Preventing Your Candidate from Accepting a Counteroffer

 

You did it! You nailed down the perfect candidate. You have extended the offer and have a verbal acceptance from your newest hire. Go you! But hold on -- just when you thought it was over. There it is- a counteroffer. Gulp.

So many thoughts swirling through the candidate’s mind. Second guessing begins and takes over. Is my current situation actually that bad? Is this change really worth it? They’ll begin reminiscing about all those good times with their boss and colleagues….  The reality of fear of change quickly follows.

Uh-oh.

The candidate you worked so hard to find and bring to this p

oint is slipping away and you can’t do anything to fix it. Or can you?
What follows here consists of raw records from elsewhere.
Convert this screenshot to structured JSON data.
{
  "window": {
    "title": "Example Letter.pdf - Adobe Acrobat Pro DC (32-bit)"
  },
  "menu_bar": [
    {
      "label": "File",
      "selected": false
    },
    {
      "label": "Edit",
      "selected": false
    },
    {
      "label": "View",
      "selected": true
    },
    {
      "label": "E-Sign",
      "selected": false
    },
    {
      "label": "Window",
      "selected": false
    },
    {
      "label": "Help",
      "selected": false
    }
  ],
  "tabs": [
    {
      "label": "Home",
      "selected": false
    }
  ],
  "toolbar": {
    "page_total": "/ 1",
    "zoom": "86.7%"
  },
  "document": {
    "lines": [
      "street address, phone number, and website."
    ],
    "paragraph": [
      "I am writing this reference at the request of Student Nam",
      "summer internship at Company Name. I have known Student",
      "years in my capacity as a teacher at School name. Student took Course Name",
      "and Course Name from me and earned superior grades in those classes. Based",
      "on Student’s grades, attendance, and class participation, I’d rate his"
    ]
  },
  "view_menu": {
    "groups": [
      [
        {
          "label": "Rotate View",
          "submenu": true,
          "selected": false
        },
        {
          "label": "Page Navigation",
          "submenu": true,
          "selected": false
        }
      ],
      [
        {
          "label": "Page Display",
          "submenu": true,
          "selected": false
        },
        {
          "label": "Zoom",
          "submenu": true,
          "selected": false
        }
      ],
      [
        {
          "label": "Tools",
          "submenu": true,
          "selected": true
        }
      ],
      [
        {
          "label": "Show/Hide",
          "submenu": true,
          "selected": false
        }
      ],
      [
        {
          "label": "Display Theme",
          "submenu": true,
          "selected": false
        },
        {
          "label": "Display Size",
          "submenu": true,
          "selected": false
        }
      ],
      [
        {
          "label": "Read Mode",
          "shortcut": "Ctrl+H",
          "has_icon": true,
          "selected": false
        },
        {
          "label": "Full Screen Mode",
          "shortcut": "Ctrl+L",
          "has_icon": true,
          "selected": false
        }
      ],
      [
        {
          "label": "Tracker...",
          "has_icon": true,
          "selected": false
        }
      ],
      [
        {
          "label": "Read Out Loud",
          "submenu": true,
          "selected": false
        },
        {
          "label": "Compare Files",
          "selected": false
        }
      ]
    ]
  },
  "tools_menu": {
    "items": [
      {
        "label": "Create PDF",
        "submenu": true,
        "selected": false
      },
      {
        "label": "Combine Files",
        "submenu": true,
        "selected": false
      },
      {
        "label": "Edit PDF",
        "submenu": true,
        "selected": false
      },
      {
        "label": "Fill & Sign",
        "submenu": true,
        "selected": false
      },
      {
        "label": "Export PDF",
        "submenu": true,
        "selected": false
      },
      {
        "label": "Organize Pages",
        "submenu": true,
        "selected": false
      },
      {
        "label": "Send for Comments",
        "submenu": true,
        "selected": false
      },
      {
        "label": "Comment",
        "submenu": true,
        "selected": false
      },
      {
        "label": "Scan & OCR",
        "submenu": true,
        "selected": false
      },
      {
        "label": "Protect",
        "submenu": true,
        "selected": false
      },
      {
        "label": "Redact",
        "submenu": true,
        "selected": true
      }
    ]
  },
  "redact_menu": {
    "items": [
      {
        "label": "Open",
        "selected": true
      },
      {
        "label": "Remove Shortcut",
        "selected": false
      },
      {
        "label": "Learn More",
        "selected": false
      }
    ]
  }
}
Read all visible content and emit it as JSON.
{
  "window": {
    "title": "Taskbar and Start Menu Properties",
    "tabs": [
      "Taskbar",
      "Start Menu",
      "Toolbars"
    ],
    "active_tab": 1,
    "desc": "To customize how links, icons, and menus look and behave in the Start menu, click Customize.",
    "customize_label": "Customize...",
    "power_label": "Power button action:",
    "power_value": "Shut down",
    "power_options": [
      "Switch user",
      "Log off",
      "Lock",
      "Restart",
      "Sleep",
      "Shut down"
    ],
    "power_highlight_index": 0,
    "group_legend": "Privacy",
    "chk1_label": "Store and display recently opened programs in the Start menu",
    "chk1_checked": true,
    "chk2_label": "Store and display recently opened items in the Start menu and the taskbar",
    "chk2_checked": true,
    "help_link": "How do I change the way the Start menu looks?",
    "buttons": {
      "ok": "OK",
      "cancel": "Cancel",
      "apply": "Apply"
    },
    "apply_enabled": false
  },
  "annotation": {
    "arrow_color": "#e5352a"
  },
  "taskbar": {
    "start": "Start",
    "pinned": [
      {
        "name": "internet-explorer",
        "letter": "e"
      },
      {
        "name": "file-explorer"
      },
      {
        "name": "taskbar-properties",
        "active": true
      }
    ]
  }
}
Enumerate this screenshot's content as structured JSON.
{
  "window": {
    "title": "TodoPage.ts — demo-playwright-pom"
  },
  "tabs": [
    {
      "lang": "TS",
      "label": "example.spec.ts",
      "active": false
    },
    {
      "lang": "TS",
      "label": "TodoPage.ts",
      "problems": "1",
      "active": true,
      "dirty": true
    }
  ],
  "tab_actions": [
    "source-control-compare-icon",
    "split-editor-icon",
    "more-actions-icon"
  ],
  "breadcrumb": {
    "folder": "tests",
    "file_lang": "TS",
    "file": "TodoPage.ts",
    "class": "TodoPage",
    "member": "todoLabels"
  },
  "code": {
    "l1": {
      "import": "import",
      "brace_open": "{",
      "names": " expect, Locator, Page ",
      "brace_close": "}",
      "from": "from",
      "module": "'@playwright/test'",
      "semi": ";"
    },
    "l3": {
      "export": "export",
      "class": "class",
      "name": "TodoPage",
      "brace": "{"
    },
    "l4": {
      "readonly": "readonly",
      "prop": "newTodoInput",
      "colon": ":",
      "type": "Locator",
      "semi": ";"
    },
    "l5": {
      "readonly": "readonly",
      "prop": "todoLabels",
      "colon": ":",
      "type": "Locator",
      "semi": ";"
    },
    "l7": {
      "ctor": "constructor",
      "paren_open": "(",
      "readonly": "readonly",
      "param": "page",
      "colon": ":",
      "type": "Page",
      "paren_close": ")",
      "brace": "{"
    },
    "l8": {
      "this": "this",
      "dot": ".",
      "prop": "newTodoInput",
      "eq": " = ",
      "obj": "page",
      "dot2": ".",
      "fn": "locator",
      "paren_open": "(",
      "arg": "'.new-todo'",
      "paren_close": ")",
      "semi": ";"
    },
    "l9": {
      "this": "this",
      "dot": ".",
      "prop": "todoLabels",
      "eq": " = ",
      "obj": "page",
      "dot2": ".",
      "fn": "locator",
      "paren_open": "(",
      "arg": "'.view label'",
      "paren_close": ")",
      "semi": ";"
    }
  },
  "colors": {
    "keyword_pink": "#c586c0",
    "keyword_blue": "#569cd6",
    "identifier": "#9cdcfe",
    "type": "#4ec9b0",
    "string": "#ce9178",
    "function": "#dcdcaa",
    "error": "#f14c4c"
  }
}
Counteroffers are frustrating and a major blow, so in order to prevent this crappy situation, take actions throughout your process.   

 

Don’t Ignore the Elephant in the Room -- And Feed it Early and Often.  A discussion of what the candidate will do if they are presented with a counter offer should come up early in the recruitment process – meaning in the very first conversation. Ask directly about the potential of a counter offer. Have they seen it at their company before? If they get one would they consider it? No? Then why not?  Document what the candidate says -- the real reasons they’re looking to potentially leave their current situation. You may need to dig in deep and ask the same question phrased differently multiple times to be sure you are uncovering this information, but it really is key. These will serve as vital conversation points for you to remind them of those true motivations (although subtly at times, of course) throughout the interview process. You have to be ready for it, and so does the candidate.  If you bring it up early, it will allow you to best understand what their motivations are for seeking a new opportunity.

Explain Drawbacks of Accepting a Counter Offer.  A counter offer is a band aid. Unless the only reason someone wants to change their job is due to compensation, a counter offer may make a candidate happy the first few times their new paycheck arrives, but the issues that drove them to explore opportunities in the first place, will likely rear their ugly head again.  Maybe the counter offer includes a new title.  Why did it take someone giving notice to get to the point of “earning” that title? Is it smoke and mirrors? Until they find a replacement? Educate candidates on drawbacks of accepting a counter.  To their current employer, a candidate has now revealed they are “one foot out the door.” Like it or not, they will be viewed in a different light, at least by some.  The level of “loyalty” has been tainted.  Perhaps the band aid is in place until the company finds their next hire – for that job!  The damage is done and eventually the band aid will fall off.  Once it does that candidate won’t hold the same leverage they would as an employed job seeker  

Keep Communication Going and Never Assume.  Avoid any period of time where communication stalls – especially after a verbal agreement. Fast track everything and put short timelines in place -- on offers, signed letters to be returned, and start date.  Letting too much time pass could more likely lead to one of those “well I was thinking…” phone calls. Keep candidates focused on where their future lies and not time to reflect on a potential counter offer. And even if you are 99 percent sure that the candidate will formally accept the offer, nothing is final until something is signed and they actually start. In the meantime, communicate frequently, meet them for lunch, or even introduce them to some of their future peers at your company – things that help solidify this new relationship. 

You can only control what you can control, and of course, be wise and expect the unexpected -- but some tweaks to your process may help avoid the situation all together!